Summer Veggie Medley
- COOK TIME
- 15 Min
- READY IN
- 15 Min
When corn is at its height of freshness, pull out this recipe to enjoy the bounty of the summer garden.
What You'll Need:
- 4 large ears fresh corn, husks removed
- Cooking spray
- 3 cups lightly packed baby arugula
- 1 cup grape or cherry tomatoes, cut in half
- 2 tablespoons chopped fresh cilantro
- 2 tablespoons lime juice
- 2 tablespoons olive oil
- 2 cloves garlic, minced
- Salt and freshly ground black pepper to taste
What To Do:
- Coat cold grill rack with cooking spray. Preheat grill to medium-high heat (350 to 400 degrees). Coat corn with cooking spray.

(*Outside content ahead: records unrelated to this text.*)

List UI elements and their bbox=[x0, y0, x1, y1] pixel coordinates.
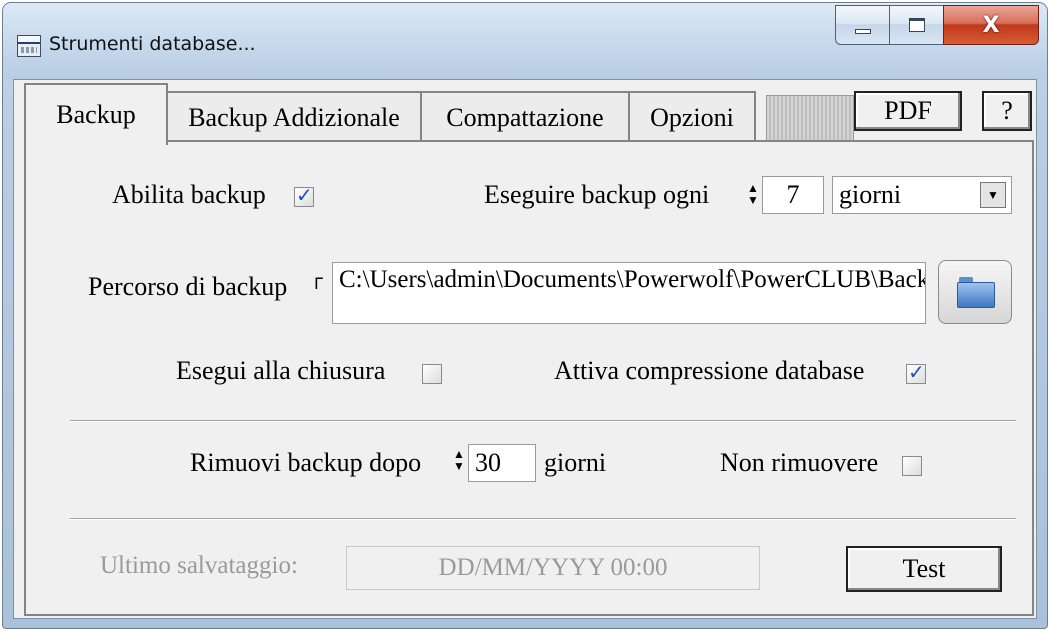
last-save-value: DD/MM/YYYY 00:00 bbox=[346, 546, 760, 590]
tab-strip-filler bbox=[766, 95, 854, 141]
minimize-icon bbox=[854, 28, 871, 34]
remove-backup-input[interactable]: 30 bbox=[468, 444, 536, 482]
separator bbox=[70, 420, 1016, 422]
tab-backup[interactable]: Backup bbox=[24, 83, 168, 145]
backup-every-spinner[interactable]: ▲ ▼ bbox=[746, 182, 760, 206]
tab-strip: Backup Backup Addizionale Compattazione … bbox=[24, 83, 1034, 145]
folder-icon bbox=[957, 277, 995, 308]
tab-opzioni[interactable]: Opzioni bbox=[628, 91, 756, 143]
database-tools-icon bbox=[17, 35, 41, 57]
title-bar[interactable]: Strumenti database... X bbox=[3, 3, 1047, 79]
remove-backup-spinner[interactable]: ▲ ▼ bbox=[452, 448, 466, 472]
close-button[interactable]: X bbox=[943, 5, 1039, 45]
run-on-close-label: Esegui alla chiusura bbox=[176, 356, 386, 385]
remove-backup-unit: giorni bbox=[544, 448, 607, 477]
last-save-label: Ultimo salvataggio: bbox=[100, 552, 298, 579]
test-button[interactable]: Test bbox=[846, 546, 1002, 592]
enable-backup-checkbox[interactable] bbox=[294, 183, 314, 207]
db-compression-checkbox[interactable] bbox=[906, 360, 926, 384]
backup-tab-panel: Abilita backup Eseguire backup ogni ▲▼ 7… bbox=[24, 140, 1034, 616]
backup-every-unit-value: giorni bbox=[839, 180, 902, 209]
help-button[interactable]: ? bbox=[982, 91, 1032, 131]
close-icon: X bbox=[982, 12, 1000, 38]
db-compression-label: Attiva compressione database bbox=[554, 356, 865, 385]
separator bbox=[70, 518, 1016, 520]
backup-every-label: Eseguire backup ogni bbox=[484, 180, 710, 209]
no-remove-checkbox[interactable] bbox=[902, 456, 922, 476]
maximize-icon bbox=[908, 18, 925, 32]
backup-path-input[interactable]: C:\Users\admin\Documents\Powerwolf\Power… bbox=[332, 262, 926, 324]
run-on-close-checkbox[interactable] bbox=[422, 364, 442, 384]
browse-folder-button[interactable] bbox=[938, 260, 1012, 324]
pdf-button[interactable]: PDF bbox=[854, 91, 962, 131]
backup-path-label: Percorso di backup bbox=[88, 272, 288, 301]
tab-compattazione[interactable]: Compattazione bbox=[420, 91, 630, 143]
path-marker-icon: ᒥ bbox=[314, 274, 323, 293]
enable-backup-label: Abilita backup bbox=[112, 180, 266, 209]
remove-backup-label: Rimuovi backup dopo bbox=[190, 448, 422, 477]
maximize-button[interactable] bbox=[889, 5, 943, 45]
tab-backup-addizionale[interactable]: Backup Addizionale bbox=[166, 91, 422, 143]
database-tools-window: Strumenti database... X Backup Backup Ad… bbox=[2, 2, 1048, 629]
minimize-button[interactable] bbox=[835, 5, 889, 45]
caption-buttons: X bbox=[835, 5, 1039, 45]
no-remove-label: Non rimuovere bbox=[720, 448, 879, 477]
backup-every-input[interactable]: 7 bbox=[762, 176, 824, 214]
chevron-down-icon[interactable]: ▼ bbox=[980, 182, 1006, 208]
window-title: Strumenti database... bbox=[49, 33, 256, 55]
dialog-client-area: Backup Backup Addizionale Compattazione … bbox=[13, 79, 1037, 619]
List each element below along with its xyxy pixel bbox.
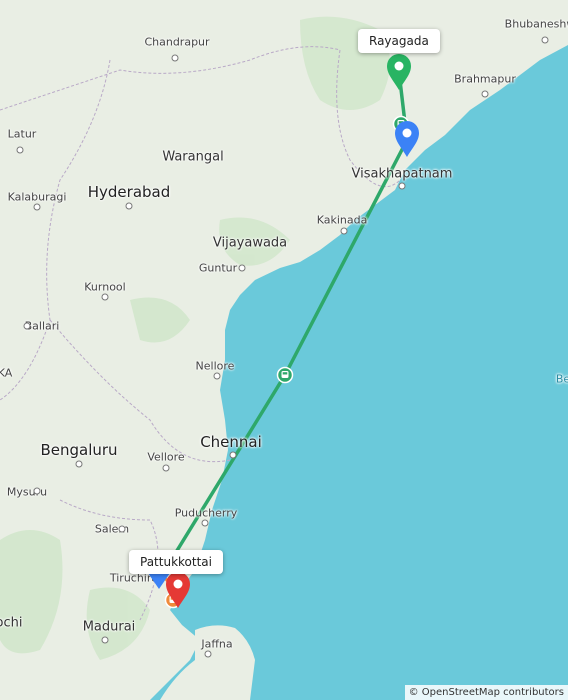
- callout-end[interactable]: Pattukkottai: [129, 550, 223, 574]
- city-dot: [398, 182, 406, 190]
- city-label-kalaburagi: Kalaburagi: [7, 190, 67, 204]
- city-dot: [33, 203, 41, 211]
- city-label-kurnool: Kurnool: [84, 280, 126, 294]
- city-dot: [101, 293, 109, 301]
- city-label-chandrapur: Chandrapur: [144, 35, 210, 49]
- city-dot: [213, 372, 221, 380]
- city-label-puducherry: Puducherry: [174, 506, 238, 520]
- map-attribution[interactable]: © OpenStreetMap contributors: [404, 685, 568, 700]
- city-label-latur: Latur: [7, 127, 37, 141]
- city-label-kochi: ochi: [0, 615, 23, 631]
- city-dot: [238, 264, 246, 272]
- city-label-bengaluru: Bengaluru: [40, 441, 118, 459]
- city-label-nellore: Nellore: [195, 359, 235, 373]
- city-label-jaffna: Jaffna: [201, 637, 233, 651]
- city-dot: [481, 90, 489, 98]
- city-label-visakhapatnam: Visakhapatnam: [351, 166, 453, 182]
- city-label-warangal: Warangal: [162, 149, 224, 165]
- city-dot: [171, 54, 179, 62]
- city-label-kakinada: Kakinada: [316, 213, 368, 227]
- city-label-be-edge: Be: [555, 372, 568, 386]
- city-dot: [125, 202, 133, 210]
- city-dot: [201, 519, 209, 527]
- city-label-hyderabad: Hyderabad: [87, 183, 171, 201]
- city-label-bhubaneswar: Bhubaneshw: [504, 17, 568, 31]
- city-label-madurai: Madurai: [82, 619, 136, 635]
- city-label-guntur: Guntur: [198, 261, 238, 275]
- city-dot: [541, 36, 549, 44]
- map-base-layer: [0, 0, 568, 700]
- city-label-chennai: Chennai: [200, 433, 262, 451]
- city-label-vellore: Vellore: [147, 450, 185, 464]
- city-dot: [101, 636, 109, 644]
- city-dot: [23, 322, 31, 330]
- city-dot: [162, 464, 170, 472]
- city-label-vijayawada: Vijayawada: [212, 235, 288, 251]
- city-dot: [16, 146, 24, 154]
- callout-start[interactable]: Rayagada: [358, 29, 440, 53]
- city-dot: [33, 487, 41, 495]
- city-dot: [229, 451, 237, 459]
- city-dot: [118, 525, 126, 533]
- city-dot: [75, 460, 83, 468]
- map-canvas[interactable]: Bhubaneshw Chandrapur Brahmapur Warangal…: [0, 0, 568, 700]
- city-label-mysuru: Mysuru: [6, 485, 48, 499]
- city-label-brahmapur: Brahmapur: [454, 72, 516, 86]
- city-dot: [340, 227, 348, 235]
- city-dot: [204, 650, 212, 658]
- city-label-ka-edge: KA: [0, 366, 13, 380]
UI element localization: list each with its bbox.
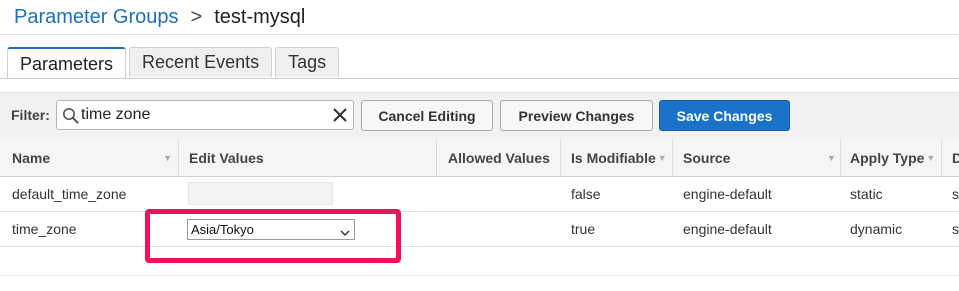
- table-row: time_zone Asia/Tokyo true engine-default…: [0, 212, 959, 247]
- cell-description: st: [952, 221, 959, 237]
- column-separator: [560, 139, 561, 176]
- cancel-editing-button[interactable]: Cancel Editing: [361, 100, 493, 131]
- cell-name: default_time_zone: [12, 186, 127, 202]
- column-separator: [941, 139, 942, 176]
- preview-changes-button[interactable]: Preview Changes: [500, 100, 653, 131]
- sort-caret-icon: ▼: [163, 152, 172, 163]
- tab-divider: [0, 78, 959, 79]
- breadcrumb-parameter-groups-link[interactable]: Parameter Groups: [14, 6, 179, 29]
- header-divider: [0, 34, 959, 35]
- search-icon: [62, 107, 80, 130]
- column-separator: [436, 139, 437, 176]
- column-separator: [178, 139, 179, 176]
- cell-source: engine-default: [683, 221, 772, 237]
- column-apply-type-label: Apply Type: [850, 149, 925, 166]
- column-name-label: Name: [12, 149, 51, 166]
- column-header-is-modifiable[interactable]: Is Modifiable ▼: [571, 139, 671, 176]
- cell-source: engine-default: [683, 186, 772, 202]
- column-allowed-values-label: Allowed Values: [448, 149, 550, 166]
- sort-caret-icon: ▼: [657, 152, 667, 163]
- cell-apply-type: dynamic: [850, 221, 903, 237]
- cell-description: st: [952, 186, 959, 202]
- save-changes-button[interactable]: Save Changes: [659, 100, 790, 131]
- column-header-edit-values[interactable]: Edit Values: [189, 139, 429, 176]
- filter-label: Filter:: [11, 107, 50, 123]
- column-header-description[interactable]: D: [952, 139, 959, 176]
- close-icon[interactable]: [333, 108, 347, 127]
- column-header-name[interactable]: Name ▼: [12, 139, 172, 176]
- breadcrumb-current: test-mysql: [214, 5, 306, 28]
- table-header: Name ▼ Edit Values Allowed Values Is Mod…: [0, 139, 959, 177]
- sort-caret-icon: ▼: [827, 152, 836, 163]
- column-header-source[interactable]: Source ▼: [683, 139, 838, 176]
- filter-input[interactable]: [81, 104, 321, 126]
- column-source-label: Source: [683, 149, 731, 166]
- tab-bar: Parameters Recent Events Tags: [7, 47, 342, 79]
- column-header-allowed-values[interactable]: Allowed Values: [448, 139, 558, 176]
- tab-recent-events[interactable]: Recent Events: [129, 47, 273, 77]
- column-separator: [672, 139, 673, 176]
- cell-is-modifiable: false: [571, 186, 601, 202]
- column-separator: [840, 139, 841, 176]
- breadcrumb: Parameter Groups > test-mysql: [14, 2, 305, 32]
- tab-parameters[interactable]: Parameters: [7, 47, 127, 79]
- table-row: default_time_zone false engine-default s…: [0, 177, 959, 212]
- filter-search-box: [56, 100, 354, 130]
- cell-is-modifiable: true: [571, 221, 596, 237]
- edit-value-field-disabled: [188, 182, 333, 205]
- sort-caret-icon: ▼: [926, 152, 936, 163]
- cell-name: time_zone: [12, 221, 77, 237]
- tab-tags[interactable]: Tags: [275, 47, 340, 77]
- table-footer-divider: [0, 275, 959, 276]
- column-header-apply-type[interactable]: Apply Type ▼: [850, 139, 940, 176]
- filter-toolbar: Filter: Cancel Editing Preview Changes S…: [0, 92, 959, 140]
- breadcrumb-separator: >: [190, 5, 203, 28]
- cell-apply-type: static: [850, 186, 883, 202]
- column-description-label: D: [952, 149, 959, 166]
- highlight-annotation-box: [145, 209, 401, 263]
- column-edit-values-label: Edit Values: [189, 149, 264, 166]
- column-is-modifiable-label: Is Modifiable: [571, 149, 656, 166]
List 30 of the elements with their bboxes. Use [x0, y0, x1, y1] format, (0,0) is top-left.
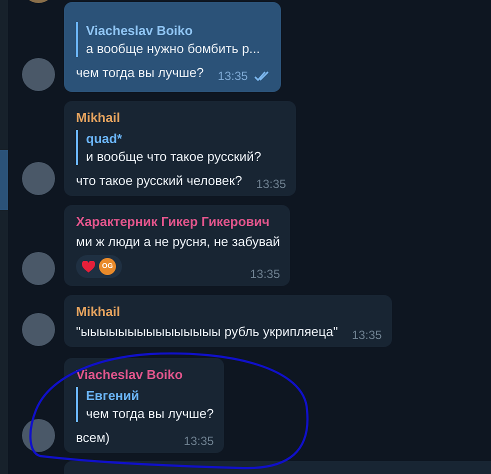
reply-author: quad*	[86, 131, 124, 146]
message-time: 13:35	[218, 69, 248, 83]
user-avatar[interactable]	[22, 419, 55, 452]
reply-text: а вообще нужно бомбить р...	[86, 41, 262, 56]
heart-icon	[82, 260, 95, 272]
user-avatar[interactable]	[22, 58, 55, 91]
sender-name[interactable]: Mikhail	[76, 304, 382, 319]
sender-name[interactable]: Viacheslav Boiko	[76, 367, 214, 382]
user-avatar[interactable]	[22, 162, 55, 195]
message-time: 13:35	[250, 267, 280, 281]
reply-quote[interactable]: Евгений чем тогда вы лучше?	[76, 387, 214, 422]
message-text: чем тогда вы лучше?	[76, 65, 204, 80]
reply-quote[interactable]: Viacheslav Boiko а вообще нужно бомбить р...	[76, 22, 271, 57]
user-avatar[interactable]	[22, 252, 55, 285]
sender-name[interactable]: Характерник Гикер Гикерович	[76, 214, 280, 229]
sender-name[interactable]: Mikhail	[76, 110, 286, 125]
message-text: "ыыыыыыыыыыыыыыы рубль укрипляеца"	[76, 324, 338, 339]
reply-text: и вообще что такое русский?	[86, 149, 262, 164]
message-time: 13:35	[352, 328, 382, 342]
reply-quote[interactable]: quad* и вообще что такое русский?	[76, 130, 286, 165]
message-time: 13:35	[184, 434, 214, 448]
reply-text: чем тогда вы лучше?	[86, 406, 214, 421]
selected-chat-marker	[0, 150, 8, 210]
user-avatar[interactable]	[22, 313, 55, 346]
message-text: что такое русский человек?	[76, 173, 242, 188]
reply-author: Viacheslav Boiko	[86, 23, 194, 38]
message-text: ми ж люди а не русня, не забувай	[76, 234, 280, 249]
reply-author: Евгений	[86, 388, 140, 403]
message-text: всем)	[76, 430, 110, 445]
message-time: 13:35	[256, 177, 286, 191]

- Grill corn, covered, 12 to 15 minutes, or until lightly browned, turning occasionally. Remove corn from grill and cool slightly.
- To remove corn from the cob, cut wide end so it stands up, then using a sharp knife or corn stripper, cut off the kernels.
- In a large bowl, combine corn kernels, arugula, tomatoes, cilantro, lime juice, and garlic, tossing gently to coat. Season to taste with salt and pepper. Serve immediately.